Abstract
Autore:
Fassin Giovanni
Titolo:
"Potere e memoria. Appunti sulla genealogia in Foucault"
This article tries to explain how the question of power arises in Michel Foucault’s work, with special regard to the concept of discursive practice, conceived in its ontological capacity to produce spheres of political life. It is a radically nihilistic conception of life and language in their reciprocal intertwining; this implies a prevalence of the " horizontal " dimension of practices, rather than the " vertical" relation between a political authority pole and the social body. Developing the Nietzschean genealogy of morals in an ontology of power, Foucault moves towards a progressive superimposition and intertwining between power and knowledge, where the Nietzschean " will to power " is reshaped as " will to knowledge ". It marks an extreme conception of the speech act theory, revised as the establishment of interpretation as discursive domain upon the living multiplicity: knowledge, conceived in its power dimension, has a social ordering function in the double sense of the term. This also allows Foucault to go beyond the phenomenological conception of the Lebenswelt (that is now used simply to refer to the historical emergence of different styles of experience, established within the discursive level), and to pose a primary relation (paradoxal at first sight) between the living and power, conceived as the power of death in the struggle of forces that occur in the relational level of practices.

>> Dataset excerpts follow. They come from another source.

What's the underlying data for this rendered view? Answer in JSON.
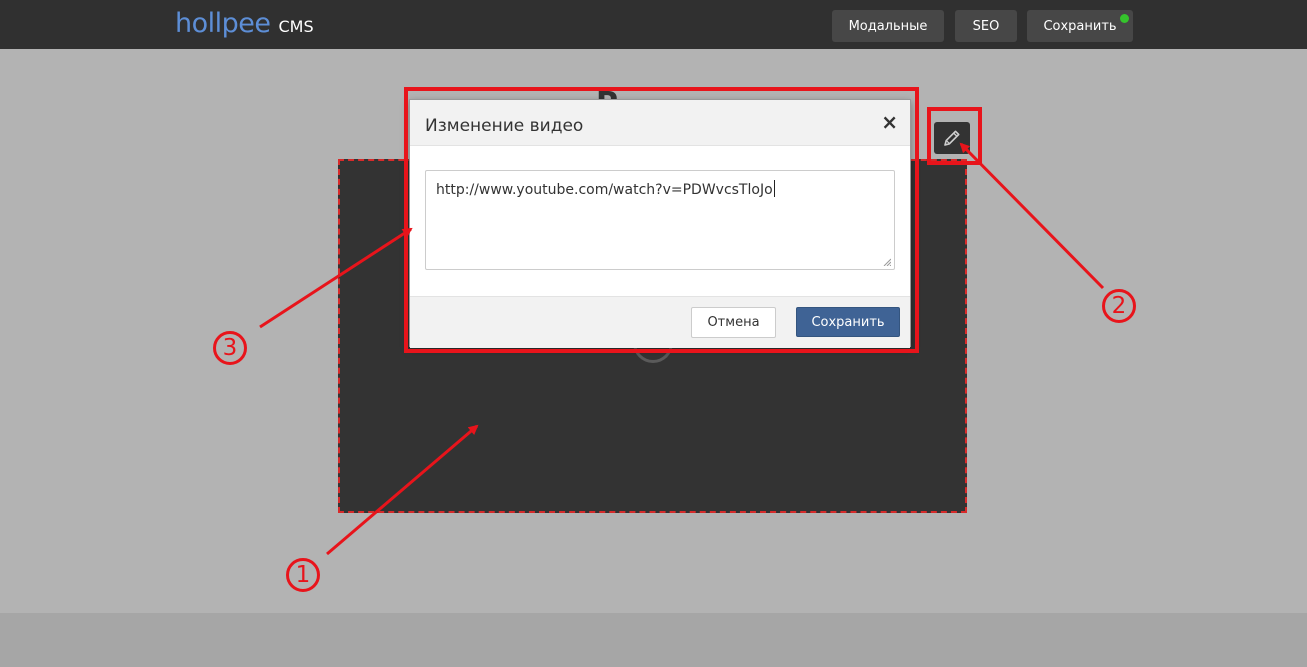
{
  "header": {
    "logo_word": "hollpee",
    "logo_suffix": "CMS",
    "buttons": {
      "modals": "Модальные",
      "seo": "SEO",
      "save": "Сохранить"
    },
    "save_status_color": "#35c42c"
  },
  "page": {
    "heading_peek": "P"
  },
  "modal": {
    "title": "Изменение видео",
    "close_symbol": "×",
    "video_url": "http://www.youtube.com/watch?v=PDWvcsTloJo",
    "cancel_label": "Отмена",
    "save_label": "Сохранить"
  },
  "annotations": {
    "labels": [
      "1",
      "2",
      "3"
    ],
    "color": "#e8141b"
  },
  "icons": {
    "edit": "pencil-icon",
    "close": "close-icon",
    "status": "status-dot"
  },
  "colors": {
    "topbar": "#303030",
    "page_bg": "#b3b3b3",
    "logo": "#5d8ed6",
    "primary_button": "#3f6395",
    "video_block": "#333333"
  }
}
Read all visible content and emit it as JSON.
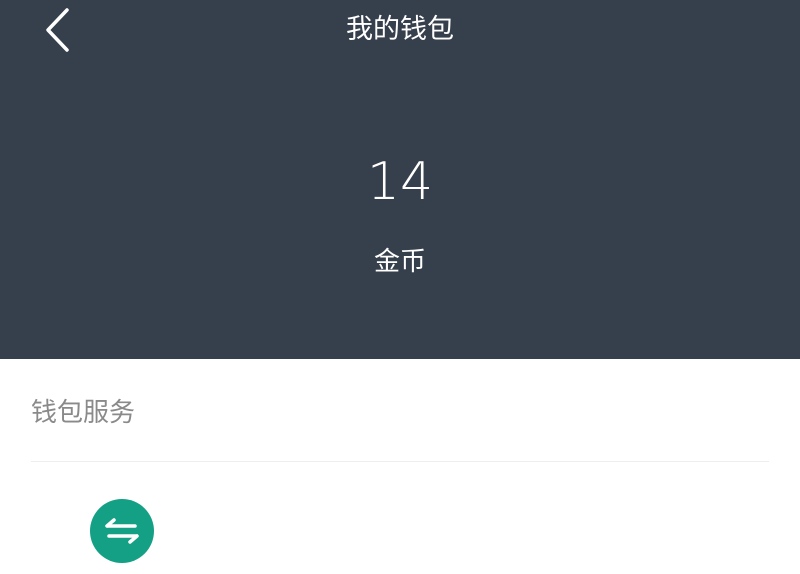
{
  "header": {
    "title": "我的钱包",
    "back_icon": "chevron-left-icon",
    "background_color": "#363f4c"
  },
  "balance": {
    "value": "14",
    "unit": "金币"
  },
  "services": {
    "section_title": "钱包服务",
    "items": [
      {
        "icon": "exchange-arrows-icon",
        "icon_color": "#13a084"
      }
    ]
  }
}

These results are furthermore developed in the definition of a critical question, built through a new reading of the Nietzschean and Heideggerian problem of nihilism. The critical question also focuses upon the subject: if the life that the subject is living is produced within the sphere of power, conceived as a pet of relations of forces that extends to the whole social field, are there ambits of freedom for individuals? Following the main thurst of this question, Foucault regards the production of memory as the basic performance of power. The memory produced by power is based however upon an oblivion, oblivion of the historical emergence of the domain of the truth, and, in particular, in the disciplinary technologies of the present, the oblivion of the political dimension of practices. It is a revision and radical transformation of the Heidegger’s figure of the " oblivion of truth ", which is now subtracted to the escatological results that seem inevitable within the Heideggerian refletion. This allows us to see in the genealogy as critical knowledge a counter-memory, a knowledge of the struggle that ultimately wrecks this oblivion of power. In this way, Foucault poses the ultimate questions about genealogical thinking, leading it to a definitive impasse, which turns out to be an exposure to the limit that is constitutive of an ontology of finitude.